Other relaxations of the bush were open to him. Old Joe had a paddock, once a swamp, which he had drained; it was free of water, but abounded in tussocks and sword grass which “Captin” was detailed to grub out whenever no duty more pressing awaited him. And sword grass is a fearsome vegetable, clinging of root and so tough of stem that, if handled unwarily, it can cut a finger almost to the bone; wherefore the unfortunate “Captin” hated it with a mighty hatred, and preferred any other branch of his education. There were stones to pick up and pile in cairns; red stones, half buried in grass and tussocks, and weighing anything from a pound to half a hundredweight. He scarred his hands and broke his fingernails to pieces over them, but, on the whole, considered it not a bad employment, except when old Joe took it into his head to perch on the fence and spur him on to greater efforts by disparaging remarks about England. Whatever his work, there was never any certainty that old Joe would not appear, to sit down, light his short, black pipe, and make caustic remarks about his methods or his country—or both. Bob took it all with a grin. He was a cheerful soul.

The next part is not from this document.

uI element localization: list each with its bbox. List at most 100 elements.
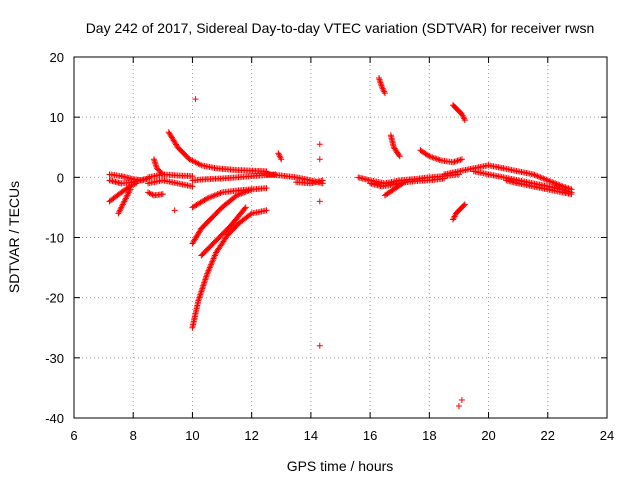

They used to meet for dinner—dinner consisting of corned beef and potatoes until the corned beef ran out; then it became potatoes and bread and jam for some days, until Joe amazed them by saddling an ancient grey mare and riding into Cunjee, returning with more corned beef—and more jam. He boiled the beef in a kerosene tin, and Bob thought he had never tasted anything better. Appetites did not need pampering on Howard's Farm. Work in the evening went on until there was barely light enough to get home and find the cow; it was generally quite dark by the time milking was finished, and Bob would come in with his bucket to find Jim just in, and lighting the fire—“Major,” not being the milking hand, worked in the paddocks a little longer. Tea required little preparation, since the only menu that occurred to old Joe seemed to be bread and jam. Jim, being a masterful soul, occasionally took the matter into his own hands and, aided by Bob, made “flap-jacks” in the frying-pan; they might have been indigestible for delicately-constituted people, but at least they had the merit of being hot and comforting on a biting winter night. Old Joe growled under his breath at the “softness” of people who required “cocking up with fal-lals.” But he ate the flap-jacks.

After tea the “hands” divided the duties of the evening; taking it in turn, one to wash up, while the other “set” bread. Joe's only baking implement was a camp-oven, which resembles a large saucepan on three legs; it could hold just enough for a day's supply, so that it was necessary to set bread every night, and bake every morning. This wounded their employer, who never failed to tell them, with some bitterness, that when alone he had to bake only twice a week. However, he knew all that there was to know about camp-oven baking, and taught them the art thoroughly, as well as that of making yeast from potatoes. “That's an extry,” he remarked thoughtfully, “but I won't charge yer for it, yous 'avin' bin soldiers!”